I Muse ‘trasgressivi’? Mah…

Le cose stanno così: i Muse vanno a “Quelli che il calcio”. Si scambiano i ruoli, Matt fa lo stupido alla batteria, e la Ventura intervista Dom come se fosse il leader. Senonché questo siparietto buffo e nulla più è diventato un caso: da ieri gira parecchio in rete (su YouTube e Facebook) e il Corriere ne ha parlato a più riprese. Tutti a lodare la band per la trovata “trasgressiva” e a irridere la Ventura per la figuraccia rimediata.

Questo sarebbe materiale perfetto per una bella lezione in università sul rapporto tra musica e TV. Ma siccome i corsi non iniziano prima di qualche settimana, mi sfogo sul blog. Andiamo per punti:

  1. I Muse sono famosi. Ma non sono così famosi perché il pubblico di una trasmissione della domenica pomeriggio sulla RAI li distingua l’uno dall’altro. Sono certo che il 90% delle persone al momento non si è accorto di nulla.
  2. Le “comparsate” sono eventi promozionali: vai in un programma TV a far pubblicità a un prodotto. Nella musica, poi, sono gratuite, salvo rari casi. La sede italiana della casa discografica si accolla le spese per portarli in TV, ma la band non viene pagata per l’esibizione.
  3. Per questo motivo, prendere in giro chi ti ospita per farti pubblicità non è esattamente il massimo della professionalità e del rispetto.
  4. Inutile nascondersi dietro la scusa della “noia da playback”: esiste una cosa che si chiama “voce su base”, o “half playback” – si canta dal vivo su base registrata. I Muse potevano usare quella formula, se –legittimamente – non volevano fare un “full playback”. E poi non è pensabile che non sapessero che erano ospiti di una trasmissione generalista con quelle modalità, anche se sono state decise all’ultimo momento.
  5. Dove erano gli autori della Ventura? Erano loro che dovevano suggerirle cose un po’ più sensate da dire, e avvisarla, già durante l’esibizione, nel caso. E mi piacerebbe anche sapere che cosa hanno detto ai discografici che hanno portato la band in trasmissione, che saranno stati messi non poco in imbarazzo dalla situazione…
  6. Tutto questo è vero se la Ventura e gli autori non erano al corrente della boutade. Oggi la Ventura dice che sapeva ed è stata al gioco. Può essere una difesa, un tentativo di salvarsi in corner. Ma se fosse stata tutta una messa in scena, chi su Facebook scrive o aderisce al gruppo “I Muse smerdano Quelli che il calcio” non ci fa una bella figura, per usare un eufemismo e per non usare lo stesso linguaggio.

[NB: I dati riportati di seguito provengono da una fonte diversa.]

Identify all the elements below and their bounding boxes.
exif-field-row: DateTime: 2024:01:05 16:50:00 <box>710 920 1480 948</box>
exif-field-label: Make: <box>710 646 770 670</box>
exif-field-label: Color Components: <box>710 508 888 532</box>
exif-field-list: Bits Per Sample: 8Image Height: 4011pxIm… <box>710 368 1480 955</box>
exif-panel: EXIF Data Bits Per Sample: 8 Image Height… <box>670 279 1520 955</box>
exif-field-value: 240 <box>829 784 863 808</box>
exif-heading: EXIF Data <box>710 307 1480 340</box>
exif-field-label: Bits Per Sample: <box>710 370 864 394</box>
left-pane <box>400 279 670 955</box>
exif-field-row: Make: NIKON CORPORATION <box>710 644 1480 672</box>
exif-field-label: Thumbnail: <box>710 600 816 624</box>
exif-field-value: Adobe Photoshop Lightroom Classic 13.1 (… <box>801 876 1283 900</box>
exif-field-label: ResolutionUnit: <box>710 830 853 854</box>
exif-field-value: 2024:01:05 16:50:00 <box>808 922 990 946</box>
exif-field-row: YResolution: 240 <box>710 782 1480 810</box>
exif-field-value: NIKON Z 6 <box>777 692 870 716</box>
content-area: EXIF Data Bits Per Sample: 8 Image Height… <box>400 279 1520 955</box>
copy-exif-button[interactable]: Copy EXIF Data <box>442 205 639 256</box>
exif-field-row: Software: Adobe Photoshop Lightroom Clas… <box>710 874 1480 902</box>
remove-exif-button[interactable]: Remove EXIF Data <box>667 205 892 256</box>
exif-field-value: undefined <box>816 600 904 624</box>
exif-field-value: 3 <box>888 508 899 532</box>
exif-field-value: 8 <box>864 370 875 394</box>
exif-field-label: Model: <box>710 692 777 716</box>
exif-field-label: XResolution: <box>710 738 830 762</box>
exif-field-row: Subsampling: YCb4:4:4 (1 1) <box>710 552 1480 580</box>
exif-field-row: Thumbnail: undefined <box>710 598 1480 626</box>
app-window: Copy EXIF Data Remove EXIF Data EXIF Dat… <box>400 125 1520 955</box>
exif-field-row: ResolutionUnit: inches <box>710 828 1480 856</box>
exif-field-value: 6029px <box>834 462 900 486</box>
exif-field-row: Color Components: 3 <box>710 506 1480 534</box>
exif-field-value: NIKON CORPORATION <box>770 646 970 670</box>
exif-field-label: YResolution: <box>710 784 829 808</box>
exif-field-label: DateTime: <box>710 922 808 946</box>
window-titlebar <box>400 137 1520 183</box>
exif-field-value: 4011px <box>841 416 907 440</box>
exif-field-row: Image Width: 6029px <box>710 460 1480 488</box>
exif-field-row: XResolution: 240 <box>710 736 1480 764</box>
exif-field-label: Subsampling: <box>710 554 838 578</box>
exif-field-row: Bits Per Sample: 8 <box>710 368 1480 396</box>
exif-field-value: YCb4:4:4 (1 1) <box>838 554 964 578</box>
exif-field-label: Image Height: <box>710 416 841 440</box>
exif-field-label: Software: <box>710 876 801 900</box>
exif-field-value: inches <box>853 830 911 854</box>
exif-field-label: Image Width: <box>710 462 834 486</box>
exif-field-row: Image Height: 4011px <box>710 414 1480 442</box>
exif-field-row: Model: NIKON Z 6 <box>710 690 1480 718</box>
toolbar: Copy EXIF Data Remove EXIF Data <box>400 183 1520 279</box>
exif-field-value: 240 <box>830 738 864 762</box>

Comunque siano andate le cose, i Muse sono riusciti a fare notizia, e a farsi considerare dai quotidiani. Certo, hanno guadgnato un paio di giorni di visibilità. Ma per quel che mi riguarda, la “vera” trasgressione rock – ammesso che esista ancora, oggi – è altra roba. Secondo me ne sono usciti più come dei furbacchioni che altro.